Aleksi soupira, sa main effleurant le pommeau de son épée. Ce bal commençait à l'ennuyer. C'était encore et toujours le même défilé d'illusions et d'apparences factices. Il ne s'y sentait pas à sa place et se lassait des mêmes valses, des mêmes pas et des mêmes discussions qui revenaient sans cesse. Il n'avait rien à faire ici. Il était un homme d'action. Ce qu'il aimait c'était faire ce pour quoi il était né. Ce pour quoi il avait été élevé.

Sa mission.

Il devait pourtant se contenter de toiser, tel un vautour sur sa branche, les danseurs et autres convives qui se mouvaient sous ses yeux, masse informe et qui n'avait pas le moindre sens à ses yeux. Tout ici était vain.

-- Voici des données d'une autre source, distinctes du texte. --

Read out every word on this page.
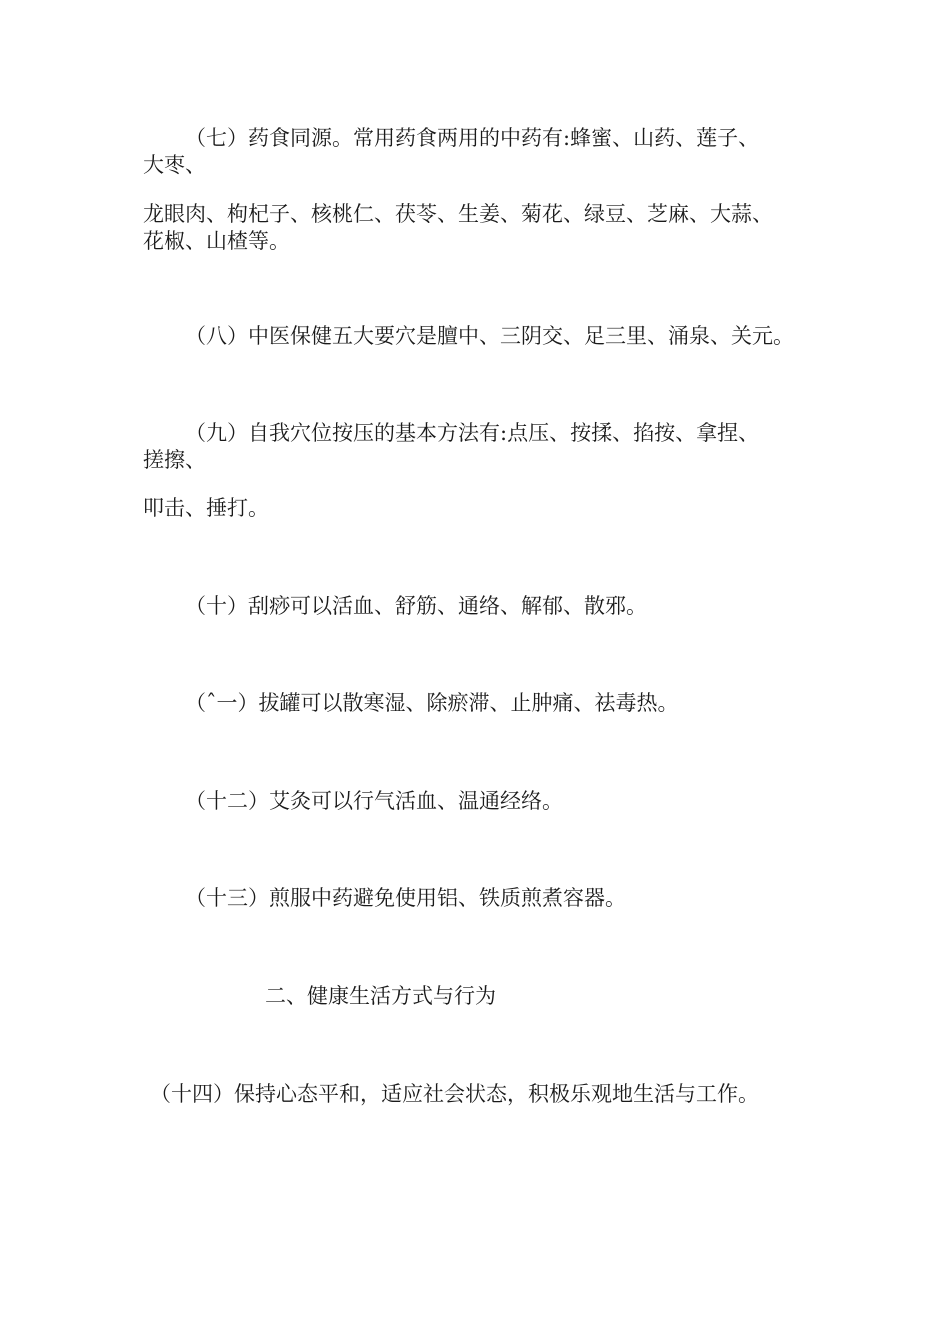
（七）药食同源。常用药食两用的中药有:蜂蜜、山药、莲子、
大枣、
龙眼肉、枸杞子、核桃仁、茯苓、生姜、菊花、绿豆、芝麻、大蒜、
花椒、山楂等。
（八）中医保健五大要穴是膻中、三阴交、足三里、涌泉、关元。
（九）自我穴位按压的基本方法有:点压、按揉、掐按、拿捏、
搓擦、
叩击、捶打。
（十）刮痧可以活血、舒筋、通络、解郁、散邪。
（ˆ一）拔罐可以散寒湿、除瘀滞、止肿痛、祛毒热。
（十二）艾灸可以行气活血、温通经络。
（十三）煎服中药避免使用铝、铁质煎煮容器。
二、健康生活方式与行为
（十四）保持心态平和，适应社会状态，积极乐观地生活与工作。
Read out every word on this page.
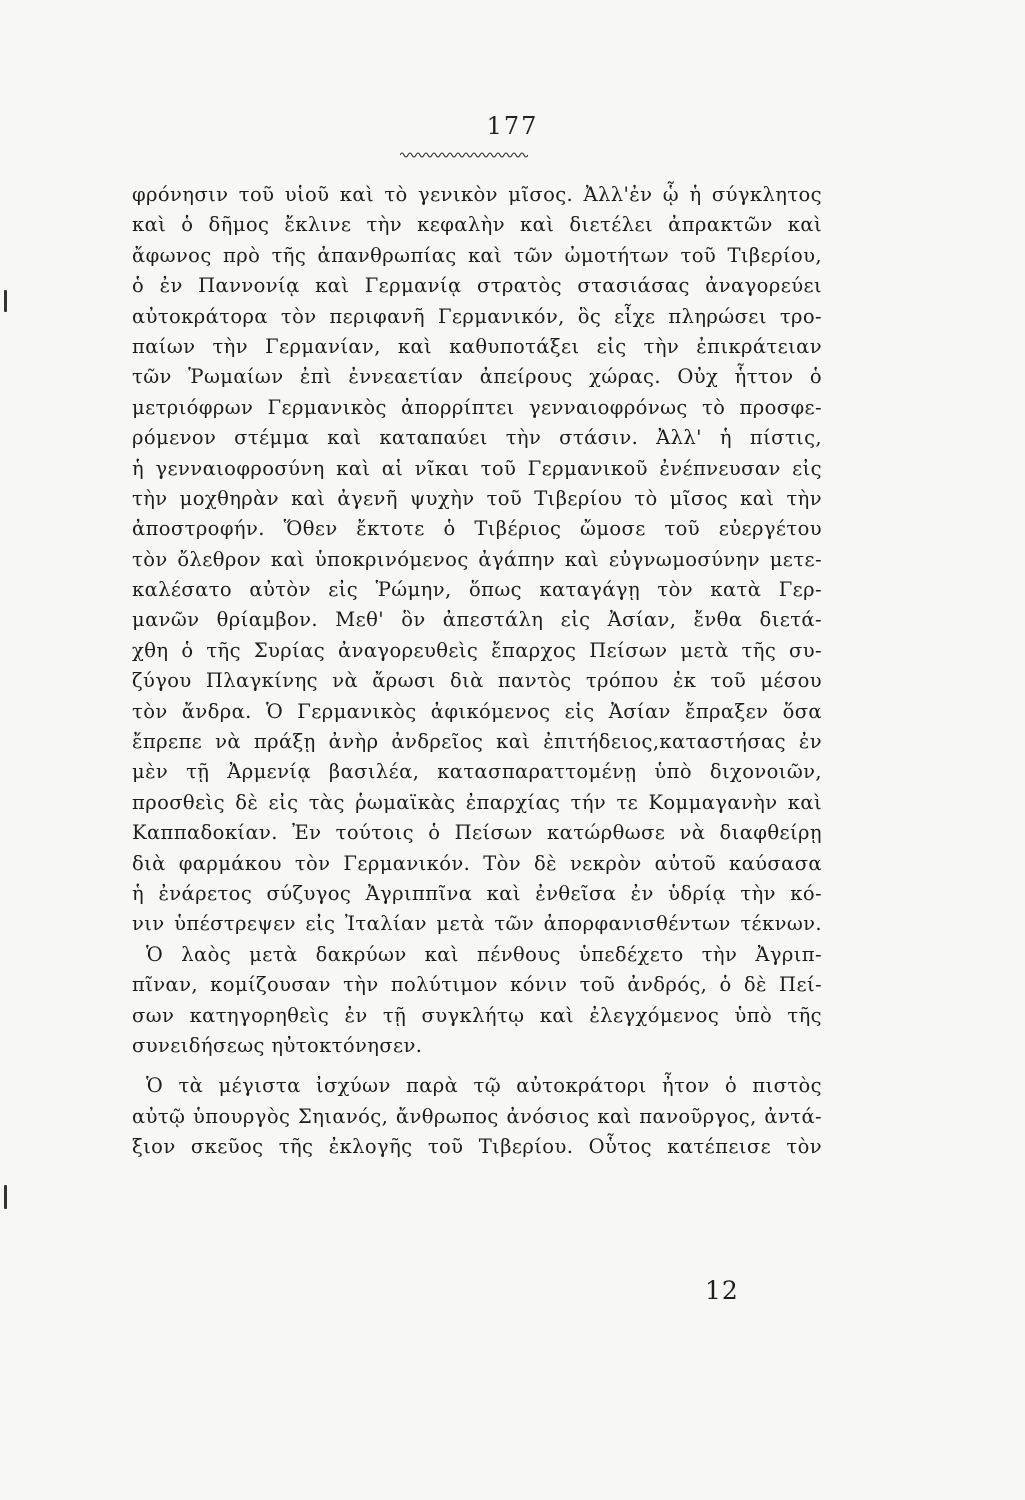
177
φρόνησιν τοῦ υἱοῦ καὶ τὸ γενικὸν μῖσος. Ἀλλ'ἐν ᾧ ἡ σύγκλητος
καὶ ὁ δῆμος ἔκλινε τὴν κεφαλὴν καὶ διετέλει ἀπρακτῶν καὶ
ἄφωνος πρὸ τῆς ἀπανθρωπίας καὶ τῶν ὠμοτήτων τοῦ Τιβερίου,
ὁ ἐν Παννονίᾳ καὶ Γερμανίᾳ στρατὸς στασιάσας ἀναγορεύει
αὐτοκράτορα τὸν περιφανῆ Γερμανικόν, ὃς εἶχε πληρώσει τρο-
παίων τὴν Γερμανίαν, καὶ καθυποτάξει εἰς τὴν ἐπικράτειαν
τῶν Ῥωμαίων ἐπὶ ἐννεαετίαν ἀπείρους χώρας. Οὐχ ἧττον ὁ
μετριόφρων Γερμανικὸς ἀπορρίπτει γενναιοφρόνως τὸ προσφε-
ρόμενον στέμμα καὶ καταπαύει τὴν στάσιν. Ἀλλ' ἡ πίστις,
ἡ γενναιοφροσύνη καὶ αἱ νῖκαι τοῦ Γερμανικοῦ ἐνέπνευσαν εἰς
τὴν μοχθηρὰν καὶ ἀγενῆ ψυχὴν τοῦ Τιβερίου τὸ μῖσος καὶ τὴν
ἀποστροφήν. Ὅθεν ἔκτοτε ὁ Τιβέριος ὤμοσε τοῦ εὐεργέτου
τὸν ὄλεθρον καὶ ὑποκρινόμενος ἀγάπην καὶ εὐγνωμοσύνην μετε-
καλέσατο αὐτὸν εἰς Ῥώμην, ὅπως καταγάγῃ τὸν κατὰ Γερ-
μανῶν θρίαμβον. Μεθ' ὃν ἀπεστάλη εἰς Ἀσίαν, ἔνθα διετά-
χθη ὁ τῆς Συρίας ἀναγορευθεὶς ἔπαρχος Πείσων μετὰ τῆς συ-
ζύγου Πλαγκίνης νὰ ἄρωσι διὰ παντὸς τρόπου ἐκ τοῦ μέσου
τὸν ἄνδρα. Ὁ Γερμανικὸς ἀφικόμενος εἰς Ἀσίαν ἔπραξεν ὅσα
ἔπρεπε νὰ πράξῃ ἀνὴρ ἀνδρεῖος καὶ ἐπιτήδειος,καταστήσας ἐν
μὲν τῇ Ἀρμενίᾳ βασιλέα, κατασπαραττομένῃ ὑπὸ διχονοιῶν,
προσθεὶς δὲ εἰς τὰς ῥωμαϊκὰς ἐπαρχίας τήν τε Κομμαγανὴν καὶ
Καππαδοκίαν. Ἐν τούτοις ὁ Πείσων κατώρθωσε νὰ διαφθείρῃ
διὰ φαρμάκου τὸν Γερμανικόν. Τὸν δὲ νεκρὸν αὐτοῦ καύσασα
ἡ ἐνάρετος σύζυγος Ἀγριππῖνα καὶ ἐνθεῖσα ἐν ὑδρίᾳ τὴν κό-
νιν ὑπέστρεψεν εἰς Ἰταλίαν μετὰ τῶν ἀπορφανισθέντων τέκνων.
Ὁ λαὸς μετὰ δακρύων καὶ πένθους ὑπεδέχετο τὴν Ἀγριπ-
πῖναν, κομίζουσαν τὴν πολύτιμον κόνιν τοῦ ἀνδρός, ὁ δὲ Πεί-
σων κατηγορηθεὶς ἐν τῇ συγκλήτῳ καὶ ἐλεγχόμενος ὑπὸ τῆς
συνειδήσεως ηὐτοκτόνησεν.
Ὁ τὰ μέγιστα ἰσχύων παρὰ τῷ αὐτοκράτορι ἦτον ὁ πιστὸς
αὐτῷ ὑπουργὸς Σηιανός, ἄνθρωπος ἀνόσιος καὶ πανοῦργος, ἀντά-
ξιον σκεῦος τῆς ἐκλογῆς τοῦ Τιβερίου. Οὗτος κατέπεισε τὸν
12
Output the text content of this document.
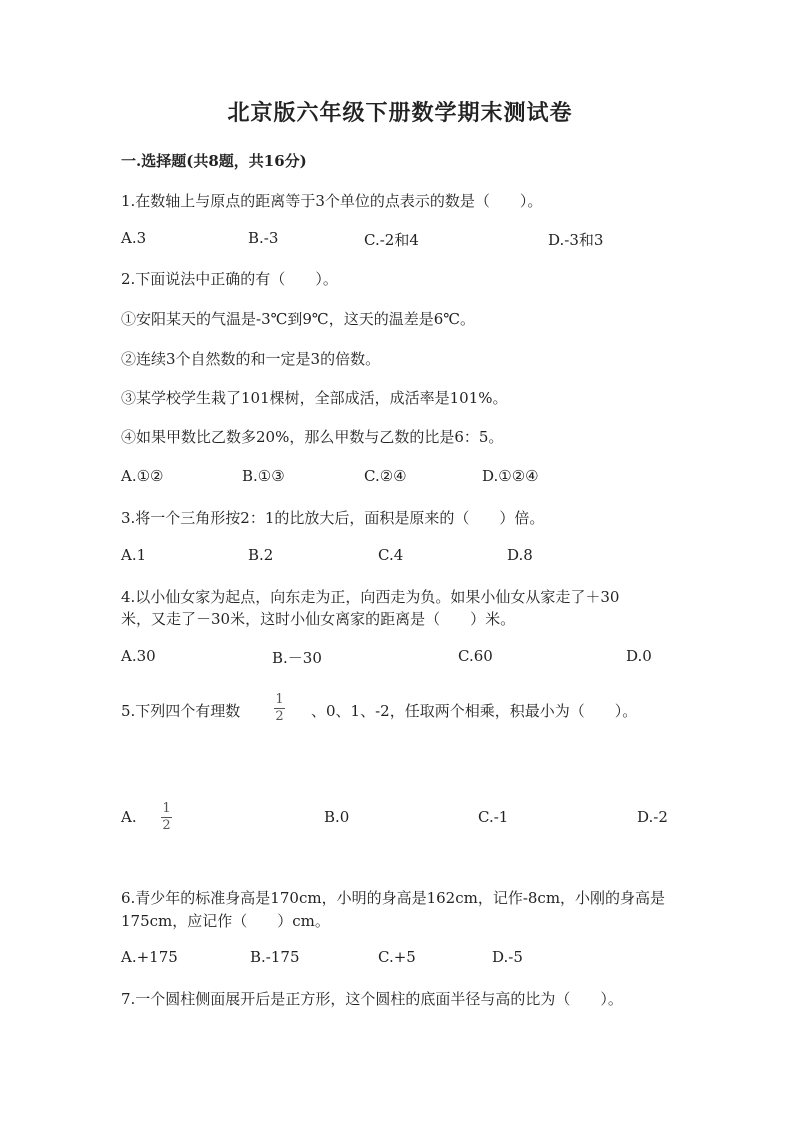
北京版六年级下册数学期末测试卷
一.选择题(共8题，共16分)
1.在数轴上与原点的距离等于3个单位的点表示的数是（　　）。
A.3	B.-3	C.-2和4	D.-3和3
2.下面说法中正确的有（　　）。
①安阳某天的气温是-3℃到9℃，这天的温差是6℃。
②连续3个自然数的和一定是3的倍数。
③某学校学生栽了101棵树，全部成活，成活率是101%。
④如果甲数比乙数多20%，那么甲数与乙数的比是6：5。
A.①②	B.①③	C.②④	D.①②④
3.将一个三角形按2：1的比放大后，面积是原来的（　　）倍。
A.1	B.2	C.4	D.8
4.以小仙女家为起点，向东走为正，向西走为负。如果小仙女从家走了＋30
米，又走了－30米，这时小仙女离家的距离是（　　）米。
A.30	B.－30	C.60	D.0
5.下列四个有理数
1
2 、0、1、-2，任取两个相乘，积最小为（　　）。
A. 1
2	B.0	C.-1	D.-2
6.青少年的标准身高是170cm，小明的身高是162cm，记作-8cm，小刚的身高是
175cm，应记作（　　）cm。
A.+175	B.-175	C.+5	D.-5
7.一个圆柱侧面展开后是正方形，这个圆柱的底面半径与高的比为（　　）。
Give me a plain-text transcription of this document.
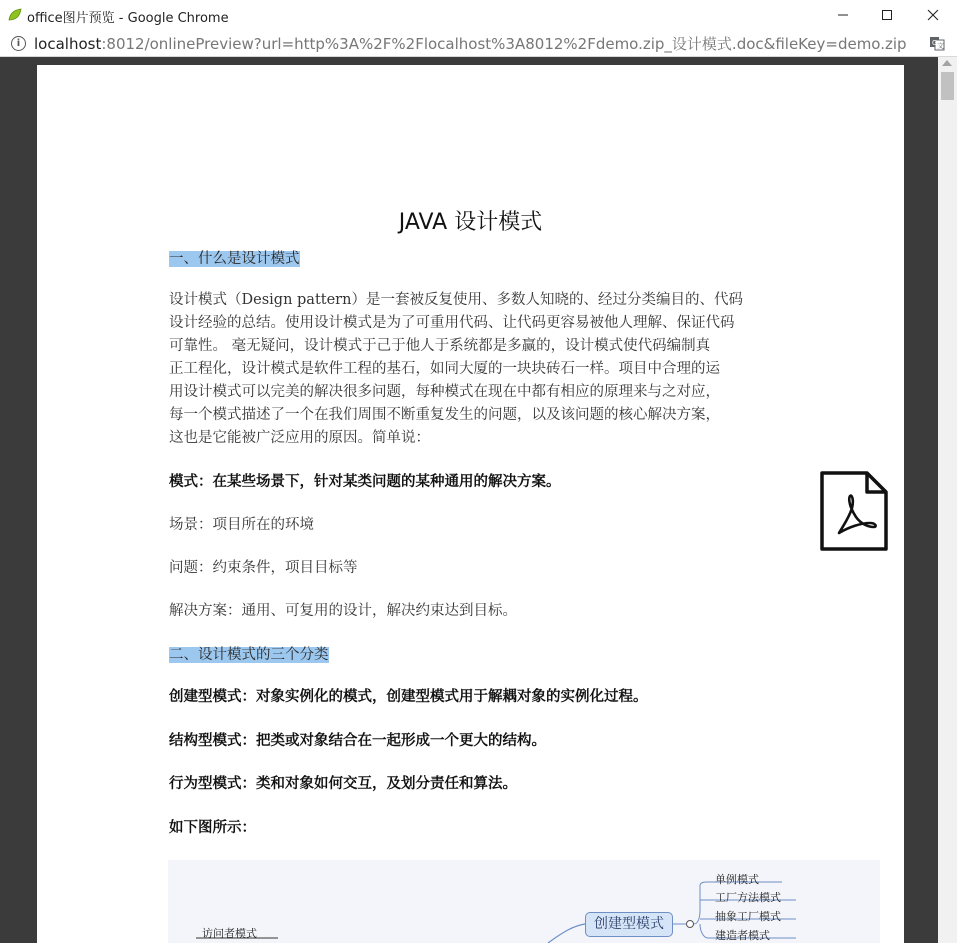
office图片预览 - Google Chrome
i localhost:8012/onlinePreview?url=http%3A%2F%2Flocalhost%3A8012%2Fdemo.zip_设计模式.doc&fileKey=demo.zip	G 文
JAVA 设计模式
一、什么是设计模式
设计模式（Design pattern）是一套被反复使用、多数人知晓的、经过分类编目的、代码
设计经验的总结。使用设计模式是为了可重用代码、让代码更容易被他人理解、保证代码
可靠性。 毫无疑问，设计模式于己于他人于系统都是多赢的，设计模式使代码编制真
正工程化，设计模式是软件工程的基石，如同大厦的一块块砖石一样。项目中合理的运
用设计模式可以完美的解决很多问题，每种模式在现在中都有相应的原理来与之对应，
每一个模式描述了一个在我们周围不断重复发生的问题，以及该问题的核心解决方案，
这也是它能被广泛应用的原因。简单说：
模式：在某些场景下，针对某类问题的某种通用的解决方案。
场景：项目所在的环境
问题：约束条件，项目目标等
解决方案：通用、可复用的设计，解决约束达到目标。
二、设计模式的三个分类
创建型模式：对象实例化的模式，创建型模式用于解耦对象的实例化过程。
结构型模式：把类或对象结合在一起形成一个更大的结构。
行为型模式：类和对象如何交互，及划分责任和算法。
如下图所示：
创建型模式
单例模式
工厂方法模式
抽象工厂模式
建造者模式
访问者模式
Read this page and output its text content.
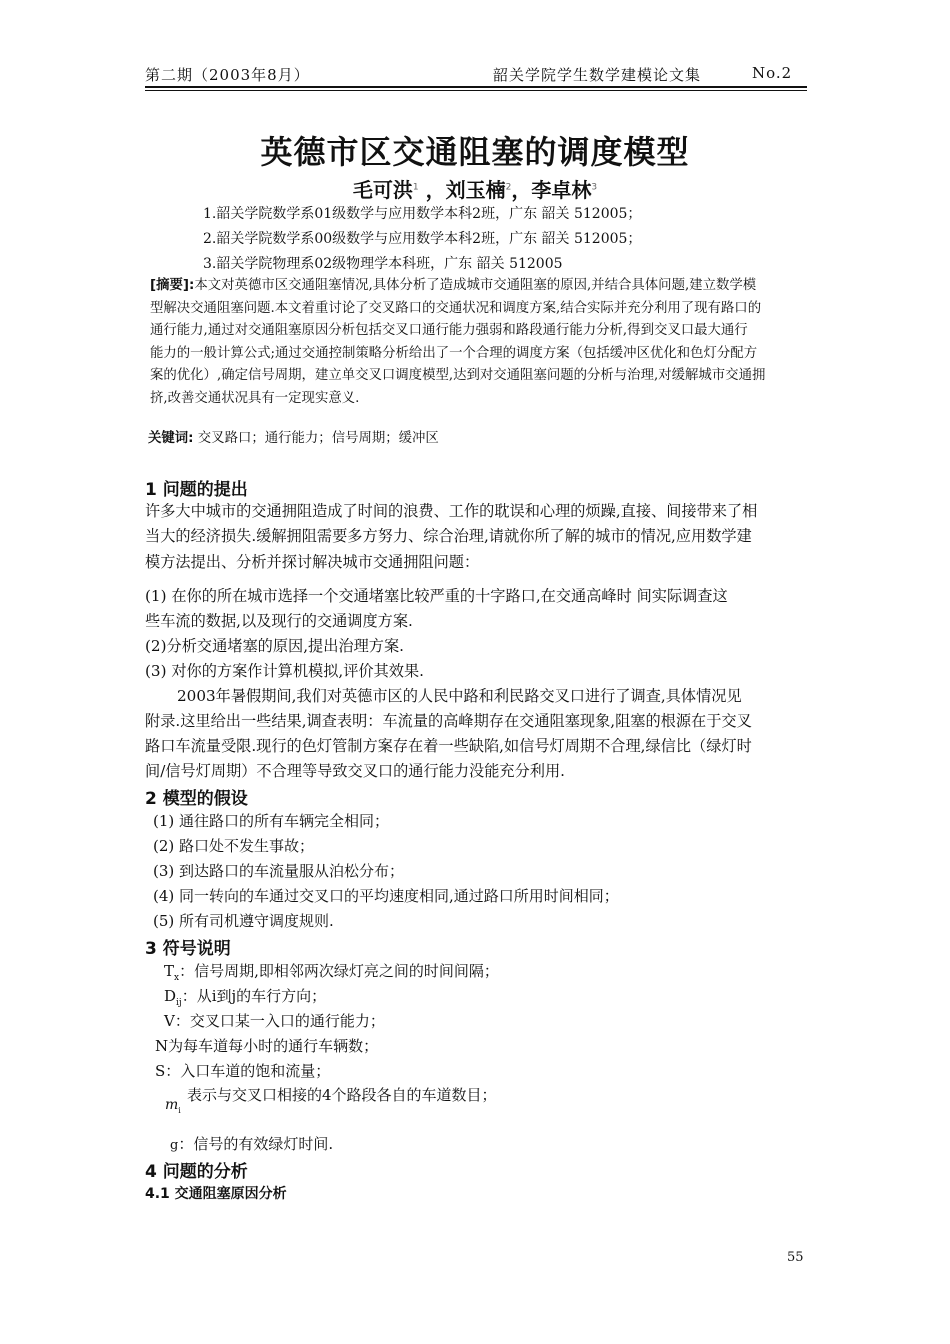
第二期（2003年8月）	韶关学院学生数学建模论文集	No.2
英德市区交通阻塞的调度模型
毛可洪$^1$ ，刘玉楠$^2$，李卓林$^3$
1.韶关学院数学系01级数学与应用数学本科2班，广东 韶关 512005；
2.韶关学院数学系00级数学与应用数学本科2班，广东 韶关 512005；
3.韶关学院物理系02级物理学本科班，广东 韶关 512005
[摘要]:本文对英德市区交通阻塞情况,具体分析了造成城市交通阻塞的原因,并结合具体问题,建立数学模
型解决交通阻塞问题.本文着重讨论了交叉路口的交通状况和调度方案,结合实际并充分利用了现有路口的
通行能力,通过对交通阻塞原因分析包括交叉口通行能力强弱和路段通行能力分析,得到交叉口最大通行
能力的一般计算公式;通过交通控制策略分析给出了一个合理的调度方案（包括缓冲区优化和色灯分配方
案的优化）,确定信号周期，建立单交叉口调度模型,达到对交通阻塞问题的分析与治理,对缓解城市交通拥
挤,改善交通状况具有一定现实意义.
关键词: 交叉路口；通行能力；信号周期；缓冲区
1 问题的提出
许多大中城市的交通拥阻造成了时间的浪费、工作的耽误和心理的烦躁,直接、间接带来了相
当大的经济损失.缓解拥阻需要多方努力、综合治理,请就你所了解的城市的情况,应用数学建
模方法提出、分析并探讨解决城市交通拥阻问题：
(1) 在你的所在城市选择一个交通堵塞比较严重的十字路口,在交通高峰时 间实际调查这
些车流的数据,以及现行的交通调度方案.
(2)分析交通堵塞的原因,提出治理方案.
(3) 对你的方案作计算机模拟,评价其效果.
2003年暑假期间,我们对英德市区的人民中路和利民路交叉口进行了调查,具体情况见
附录.这里给出一些结果,调查表明：车流量的高峰期存在交通阻塞现象,阻塞的根源在于交叉
路口车流量受限.现行的色灯管制方案存在着一些缺陷,如信号灯周期不合理,绿信比（绿灯时
间/信号灯周期）不合理等导致交叉口的通行能力没能充分利用.
2 模型的假设
(1) 通往路口的所有车辆完全相同；
(2) 路口处不发生事故；
(3) 到达路口的车流量服从泊松分布；
(4) 同一转向的车通过交叉口的平均速度相同,通过路口所用时间相同；
(5) 所有司机遵守调度规则.
3 符号说明
$T_x$：信号周期,即相邻两次绿灯亮之间的时间间隔；
$D_{ij}$：从i到j的车行方向；
V：交叉口某一入口的通行能力；
N为每车道每小时的通行车辆数；
S：入口车道的饱和流量；
$m_i$
表示与交叉口相接的4个路段各自的车道数目；
g：信号的有效绿灯时间.
4 问题的分析
4.1 交通阻塞原因分析
55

Parmi tout ce beau monde, il n'y avait qu'une seule chose, qu'une seule personne qui parvenait à captiver l'intérêt du jeune homme un tant soit peu dans cette foule hypocrite qui lui était antipathique à souhait. La maîtresse des lieux. La célèbre duchesse Mara Meravigliosa.

Impossible de ne pas la voir. Impossible de ne pas la remarquer.

À trente-quatre ans, elle rayonnait toujours du même éclat qu'au cœur de sa jeunesse. Rien n'était venu entamer sa beauté mortelle que l'âge n'avait fait qu'accroître. Ses yeux très clairs, d'un bleu glacial, étaient sertis d'un cercle noir qui donnait une telle profondeur à son regard qu'il semblait pouvoir paralyser d'un seul coup d'œil n'importe qui le croiserait. Tout était polaire chez cette femme, de ses prunelles semblables à des lacs gelés, jusqu'à sa peau diaphane en passant pour sa chevelure d'un blond si pale qu'il en paraissait parfois blanc. Une chevelure qui n'était jamais libre, toujours maintenu dans un chignon bas, agrémenté de tresses, de perles ou de plumes et recouverts d'un filet éternellement assorti à sa tenue.

Aleksi observa un instant la duchesse, qui évoluait parmi ses invités avec grâce. L'homme de main nota l'absence du dernier amant en date de la maîtresse des lieux à ses côtés. Ce ne fut d'ailleurs pas le seul à constater ce fait : les autres hommes, qu'ils soient mariés ou non, ne pouvaient détacher leur regard de cette sublime créature qui se pavanait dans sa robe azure. La convoitise qui luisait dans leurs yeux avides ne provoqua qu'un ricanement amer chez le jeune homme qui plaignait en secret ces nobles d'être tombés dans le piège que leur tendait la Meravigliosa.
Il se demandait quel serait le prochain à voir ses désirs réalisés. Quel serait le prochain à penser posséder ce qui n'appartiendrait jamais à personne...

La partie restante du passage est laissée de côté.